Wenn der Vater kein Interesse hat, keine Verlässlichkeit garantieren will oder kann und wenn Väter sich zurückziehen, muss man das ernst nehmen und respektieren. Ein erzwungener Kontakt ist nicht von Vorteil. Vielleicht ist der Vater später bereit für eine Beziehung zu seinem Kind. Oder das Kind sucht als Jugendlicher den Kontakt zum Vater. Wenn die Voraussetzungen für einen guten Kontakt zum biologischen Vater nicht gegeben sind, kann das Kind auch gute, gefestigte Beziehungen zu anderen Bezugspersonen leben.
Väter sind ersetzbar?
Wie gesagt, der Idealfall wäre eine nahe, geerdete Vater-Kind- Beziehung. Eine gute Variante wäre auch, wenn der Vater regelmässig so viel Zeit mit dem Kind verbringt, dass diese als qualitativ gute Zeit erlebt wird. Ein gemeinsamer Samstag im Monat, den beide geniessen, ist besser als lange Wochenenden, in denen das Kind die Überforderung des Elternteils spürt. Es ist jedoch oft nicht einfach, getrennt lebende Eltern zu einem gemeinsamen Konsens zu bringen, der für alle stimmt. Das erleben wir in unserer Arbeit täglich.
Viele Differenzen dürften sich wohl seit der Einführung des gemeinsamen Sorgerechts ergeben haben?
Der einzige Unterschied zu vorher ist, dass die gemeinsame Sorge nicht beantragt werden muss. Sie besteht von Gesetzes wegen. Wenn aber die Mutter sich Lösungen verweigert, ist es für die Väter oft schwierig.
Mütter haben die Macht über die Beziehungen?
Das passiert nicht selten.
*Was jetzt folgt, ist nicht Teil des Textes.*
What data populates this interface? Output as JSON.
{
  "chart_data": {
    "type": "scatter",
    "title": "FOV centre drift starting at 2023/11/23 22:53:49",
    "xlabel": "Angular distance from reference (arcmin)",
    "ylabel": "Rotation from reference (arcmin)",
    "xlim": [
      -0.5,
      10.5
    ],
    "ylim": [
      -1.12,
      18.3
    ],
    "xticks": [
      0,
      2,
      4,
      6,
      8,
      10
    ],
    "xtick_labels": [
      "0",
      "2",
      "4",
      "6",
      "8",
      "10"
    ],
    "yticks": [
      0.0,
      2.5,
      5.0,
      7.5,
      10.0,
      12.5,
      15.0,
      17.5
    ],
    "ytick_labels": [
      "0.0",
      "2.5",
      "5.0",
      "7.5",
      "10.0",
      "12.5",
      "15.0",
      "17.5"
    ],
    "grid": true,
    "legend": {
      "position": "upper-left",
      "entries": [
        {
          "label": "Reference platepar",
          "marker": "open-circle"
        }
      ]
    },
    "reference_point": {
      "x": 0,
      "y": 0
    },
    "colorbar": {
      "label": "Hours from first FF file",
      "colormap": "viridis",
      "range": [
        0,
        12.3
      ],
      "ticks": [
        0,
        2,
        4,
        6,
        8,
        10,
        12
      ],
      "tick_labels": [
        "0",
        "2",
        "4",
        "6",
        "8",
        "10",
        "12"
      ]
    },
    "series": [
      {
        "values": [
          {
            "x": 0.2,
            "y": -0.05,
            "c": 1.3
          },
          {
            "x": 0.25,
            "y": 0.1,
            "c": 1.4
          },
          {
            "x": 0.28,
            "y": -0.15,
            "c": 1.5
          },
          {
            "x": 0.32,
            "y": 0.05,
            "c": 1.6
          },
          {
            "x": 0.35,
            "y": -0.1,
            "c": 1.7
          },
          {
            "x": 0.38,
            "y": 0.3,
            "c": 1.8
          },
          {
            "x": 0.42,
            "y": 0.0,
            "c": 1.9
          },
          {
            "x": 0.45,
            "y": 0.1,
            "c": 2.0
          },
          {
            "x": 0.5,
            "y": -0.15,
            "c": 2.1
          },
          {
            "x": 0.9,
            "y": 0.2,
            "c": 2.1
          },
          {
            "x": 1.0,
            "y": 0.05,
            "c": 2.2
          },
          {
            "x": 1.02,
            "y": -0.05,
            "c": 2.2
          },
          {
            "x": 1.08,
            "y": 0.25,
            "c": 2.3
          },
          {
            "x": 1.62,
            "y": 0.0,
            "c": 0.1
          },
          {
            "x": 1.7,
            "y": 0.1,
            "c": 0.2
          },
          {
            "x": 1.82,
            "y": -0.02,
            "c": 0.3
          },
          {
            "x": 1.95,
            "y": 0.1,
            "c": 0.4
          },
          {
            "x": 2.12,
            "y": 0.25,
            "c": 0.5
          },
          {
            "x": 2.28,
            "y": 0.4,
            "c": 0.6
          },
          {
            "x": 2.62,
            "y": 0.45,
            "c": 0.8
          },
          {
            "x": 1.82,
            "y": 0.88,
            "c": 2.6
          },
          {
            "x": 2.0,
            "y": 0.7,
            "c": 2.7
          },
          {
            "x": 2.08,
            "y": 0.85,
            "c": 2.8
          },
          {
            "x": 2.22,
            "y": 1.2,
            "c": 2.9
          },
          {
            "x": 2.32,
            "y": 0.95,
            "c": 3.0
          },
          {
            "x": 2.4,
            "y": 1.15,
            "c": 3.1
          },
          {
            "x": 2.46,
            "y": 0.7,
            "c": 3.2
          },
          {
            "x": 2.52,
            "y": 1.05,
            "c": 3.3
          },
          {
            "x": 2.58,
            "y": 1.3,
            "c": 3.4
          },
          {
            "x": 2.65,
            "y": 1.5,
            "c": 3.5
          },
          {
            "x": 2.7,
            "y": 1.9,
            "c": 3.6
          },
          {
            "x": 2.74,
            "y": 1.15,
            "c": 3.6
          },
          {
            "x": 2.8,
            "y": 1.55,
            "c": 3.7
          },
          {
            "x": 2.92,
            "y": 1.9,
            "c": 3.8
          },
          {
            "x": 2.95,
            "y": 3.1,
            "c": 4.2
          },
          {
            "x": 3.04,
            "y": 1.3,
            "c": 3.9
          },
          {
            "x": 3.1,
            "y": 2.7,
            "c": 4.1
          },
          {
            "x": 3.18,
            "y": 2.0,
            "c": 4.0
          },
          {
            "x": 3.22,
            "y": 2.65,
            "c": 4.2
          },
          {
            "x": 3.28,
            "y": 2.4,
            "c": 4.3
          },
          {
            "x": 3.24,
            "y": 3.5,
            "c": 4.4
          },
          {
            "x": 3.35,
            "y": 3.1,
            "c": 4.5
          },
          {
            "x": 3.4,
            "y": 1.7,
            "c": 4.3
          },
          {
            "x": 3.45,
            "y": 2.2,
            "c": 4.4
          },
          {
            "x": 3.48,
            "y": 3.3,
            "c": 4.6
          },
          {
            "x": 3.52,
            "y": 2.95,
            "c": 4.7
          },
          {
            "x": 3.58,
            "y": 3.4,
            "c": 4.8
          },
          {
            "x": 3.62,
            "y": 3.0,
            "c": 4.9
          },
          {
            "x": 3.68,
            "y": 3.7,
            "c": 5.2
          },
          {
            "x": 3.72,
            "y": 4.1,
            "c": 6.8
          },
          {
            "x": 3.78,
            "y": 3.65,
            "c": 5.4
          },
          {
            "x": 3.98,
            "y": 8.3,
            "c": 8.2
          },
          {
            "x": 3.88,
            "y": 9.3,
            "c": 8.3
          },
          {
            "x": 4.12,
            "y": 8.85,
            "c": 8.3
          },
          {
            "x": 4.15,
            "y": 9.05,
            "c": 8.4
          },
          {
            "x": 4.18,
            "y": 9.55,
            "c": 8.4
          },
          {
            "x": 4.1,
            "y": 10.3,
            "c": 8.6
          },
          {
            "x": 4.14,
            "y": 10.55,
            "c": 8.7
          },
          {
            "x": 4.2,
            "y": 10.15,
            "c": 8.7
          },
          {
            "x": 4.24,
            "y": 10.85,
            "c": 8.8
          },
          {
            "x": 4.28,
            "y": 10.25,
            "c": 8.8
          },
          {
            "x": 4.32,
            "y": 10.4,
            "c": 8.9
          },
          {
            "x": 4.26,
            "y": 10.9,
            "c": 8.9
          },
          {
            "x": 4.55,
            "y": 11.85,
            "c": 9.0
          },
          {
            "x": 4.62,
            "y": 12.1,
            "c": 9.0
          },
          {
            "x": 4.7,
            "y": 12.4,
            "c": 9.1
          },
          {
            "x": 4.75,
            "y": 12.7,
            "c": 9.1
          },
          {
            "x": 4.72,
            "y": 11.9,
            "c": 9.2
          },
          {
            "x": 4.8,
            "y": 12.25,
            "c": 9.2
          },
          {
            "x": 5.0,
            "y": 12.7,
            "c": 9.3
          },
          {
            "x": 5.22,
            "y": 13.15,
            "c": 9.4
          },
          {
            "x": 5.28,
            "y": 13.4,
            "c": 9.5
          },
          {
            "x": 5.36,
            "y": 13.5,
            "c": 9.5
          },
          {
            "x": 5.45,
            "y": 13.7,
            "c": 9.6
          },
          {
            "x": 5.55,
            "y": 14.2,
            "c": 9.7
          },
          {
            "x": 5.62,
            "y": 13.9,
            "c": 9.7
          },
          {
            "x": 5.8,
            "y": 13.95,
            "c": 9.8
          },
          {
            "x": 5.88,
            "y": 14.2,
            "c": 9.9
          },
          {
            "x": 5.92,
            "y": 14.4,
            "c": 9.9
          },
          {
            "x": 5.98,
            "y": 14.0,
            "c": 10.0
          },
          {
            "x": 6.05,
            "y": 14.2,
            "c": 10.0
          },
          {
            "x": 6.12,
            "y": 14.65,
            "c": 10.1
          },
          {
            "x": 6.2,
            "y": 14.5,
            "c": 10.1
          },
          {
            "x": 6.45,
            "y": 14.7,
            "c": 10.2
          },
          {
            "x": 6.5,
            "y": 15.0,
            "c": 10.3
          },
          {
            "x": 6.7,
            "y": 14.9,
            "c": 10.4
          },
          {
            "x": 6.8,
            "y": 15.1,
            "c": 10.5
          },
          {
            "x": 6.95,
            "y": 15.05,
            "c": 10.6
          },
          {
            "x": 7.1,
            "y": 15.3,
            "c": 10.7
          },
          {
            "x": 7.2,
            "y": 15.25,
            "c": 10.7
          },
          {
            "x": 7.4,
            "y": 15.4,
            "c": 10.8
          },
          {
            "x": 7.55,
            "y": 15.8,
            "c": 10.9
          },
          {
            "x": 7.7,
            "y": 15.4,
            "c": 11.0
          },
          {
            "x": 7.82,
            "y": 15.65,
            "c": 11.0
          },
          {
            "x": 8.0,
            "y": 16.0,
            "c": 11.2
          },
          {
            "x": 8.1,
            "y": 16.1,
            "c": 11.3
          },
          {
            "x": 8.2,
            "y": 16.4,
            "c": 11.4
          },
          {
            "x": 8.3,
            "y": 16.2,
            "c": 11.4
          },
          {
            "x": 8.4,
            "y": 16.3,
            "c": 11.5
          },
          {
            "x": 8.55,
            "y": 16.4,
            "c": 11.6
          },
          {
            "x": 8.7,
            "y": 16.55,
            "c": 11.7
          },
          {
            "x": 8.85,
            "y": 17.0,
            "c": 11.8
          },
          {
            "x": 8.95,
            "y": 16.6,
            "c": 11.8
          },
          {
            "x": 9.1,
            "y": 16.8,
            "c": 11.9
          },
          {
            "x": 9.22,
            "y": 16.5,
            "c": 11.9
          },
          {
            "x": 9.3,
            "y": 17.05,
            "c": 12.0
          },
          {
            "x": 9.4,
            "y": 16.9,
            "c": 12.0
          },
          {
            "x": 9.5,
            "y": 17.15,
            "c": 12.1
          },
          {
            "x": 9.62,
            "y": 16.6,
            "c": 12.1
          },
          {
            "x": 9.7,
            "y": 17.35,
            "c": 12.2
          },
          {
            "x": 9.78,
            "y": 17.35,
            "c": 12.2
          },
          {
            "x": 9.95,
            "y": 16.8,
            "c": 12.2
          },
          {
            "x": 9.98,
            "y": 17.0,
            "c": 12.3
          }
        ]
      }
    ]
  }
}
Der wissenschaftliche Begriff dazu ist maternal gatekeeping. Dabei spielen negative Emotionen in Bezug auf die gescheiterte Paarbeziehung, Rachegefühle, Verletzungen und Enttäuschungen eine Rolle. Oft ist es auch das Unvermögen, Vertrauen zu können, dass auch der Vater gut für das Kind sorgen kann, auch wenn er vieles anders macht. Für Mütter ist es oft schwierig, loszulassen. Vor allem, wenn das Kind noch klein oder sogar noch ein Baby ist.
Ist es nicht die Aufgabe von Fachpersonen und Gerichten, allen zu ihren Rechten zu verhelfen?
Natürlich. Wir sind intensiv im Dialog mit allen Beteiligten. Oft hilft es, die Eltern aufzufordern, sich in Bezug auf die Trennung vom Kind in die Rolle des anderen hineinzuversetzen. Wir nehmen aber auch die Ängste der Mütter ernst.
Und wo bleibt das Recht des Kindes auf beide Eltern?
Mütter haben durch die Schwangerschaft, den Mutterschaftsurlaub und die Babyzeit oft einen Bindungsvorsprung im Vergleich zu den Vätern. Wenn das Kind spürt, dass die Mutter starke negative Gefühle hat, wenn der Vater es abholen will, verweigert es oft den Kontakt zum Vater von sich aus. Kinder leiden, wenn zwischen den Eltern Konflikte bestehen.
Können Sie in Ihrer Arbeit mit Eltern viel bewegen?
Ja. Ich stehe für die Bedürfnisse der Kinder ein, welche die Eltern oft aus den Augen verlieren. Schön ist es, wenn wir erreichen, dass Mütter ihrem Kind einen präsenten Vater gönnen. Unser Ziel ist, dass Eltern das Kind und dessen Bedürfnisse in den Mittelpunkt rücken und gemeinsam längerfristige Perspektiven entwickeln. Das schaffen heute durchaus schon viele Paare und das oft auch ohne externe Hilfe. Doch dazu braucht es starke Mütter und interessierte, engagierte Väter, denen es gelingt, zwischen der Paar- und der Elternebene zu unterscheiden.